Kreisler told WFAA that he and his wife have collected between 50 and 60 baby birds on their property alone. With the help of Kings Lake HOA they have connected with Rogers Wildlife Rehab out of Hutchins, TX to rescue up to 250 birds. 

Egrets are federally protected by the Migratory Bird Treaty Act. So once they nest, they cannot be harassed in any way, says De St. Aubin.

St. Aubin is the animal services manager for the City of McKinney. He told WFAA that his team is aware of the birds nesting in a wooded area in the middle of the residential neighborhood.

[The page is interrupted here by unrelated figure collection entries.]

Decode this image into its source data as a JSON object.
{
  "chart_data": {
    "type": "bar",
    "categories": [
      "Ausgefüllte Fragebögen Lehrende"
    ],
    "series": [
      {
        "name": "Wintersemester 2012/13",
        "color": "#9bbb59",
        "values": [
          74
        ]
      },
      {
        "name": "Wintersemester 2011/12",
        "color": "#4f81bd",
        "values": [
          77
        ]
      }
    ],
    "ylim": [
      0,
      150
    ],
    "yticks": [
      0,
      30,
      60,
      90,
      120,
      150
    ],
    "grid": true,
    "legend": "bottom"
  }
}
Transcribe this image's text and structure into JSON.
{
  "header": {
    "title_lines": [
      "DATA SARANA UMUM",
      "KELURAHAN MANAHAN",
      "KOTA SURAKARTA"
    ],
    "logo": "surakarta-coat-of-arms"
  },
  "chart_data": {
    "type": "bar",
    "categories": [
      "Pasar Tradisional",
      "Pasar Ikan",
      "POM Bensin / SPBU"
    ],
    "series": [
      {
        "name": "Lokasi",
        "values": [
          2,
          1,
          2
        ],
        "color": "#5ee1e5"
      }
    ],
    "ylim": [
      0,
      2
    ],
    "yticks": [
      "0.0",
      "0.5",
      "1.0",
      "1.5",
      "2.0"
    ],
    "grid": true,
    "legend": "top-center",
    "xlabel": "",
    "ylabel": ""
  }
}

St. Aubin said it is expected to see some deceased birds around a nesting site, most likely due to the extreme heat wave across North Texas and a large number of nesting birds. St. Aubin said baby birds frequently fall from the nests or are pushed out by the larger birds.

Credit: Nancy Rovik

On Friday, WFAA spoke with Rachel Richter of Texas Parks and Wildlife. Richter says herons and egrets are colonial nesting birds -- meaning they nest in large groups to help avoid predators. 

"The idea behind it is there are is safety and numbers. It gets to a point where it's too difficult to count," said Richter.

Richter said depending on the species of bird, nesting begins as early as February and lasts as late as October. 

She said there are several species of egrets but the most common found in North Texas is the cattle egret. 

While nothing can be done now once they've nested and the eggs have hatched, cities and neighborhoods can start formalizing a plan to prevent them from returning. Richter said it starts with thinning the canopy around the property and also implementing audial and visual deterrents. 

Animals Services is hosting a free webinar Wednesday, July 27 at 7 p.m. to share tips on how residents can help prevent egrets next year and what can and cannot be done about the birds. The city said a team is currently working on promotional materials for residents, especially those living in the Kings Lake area.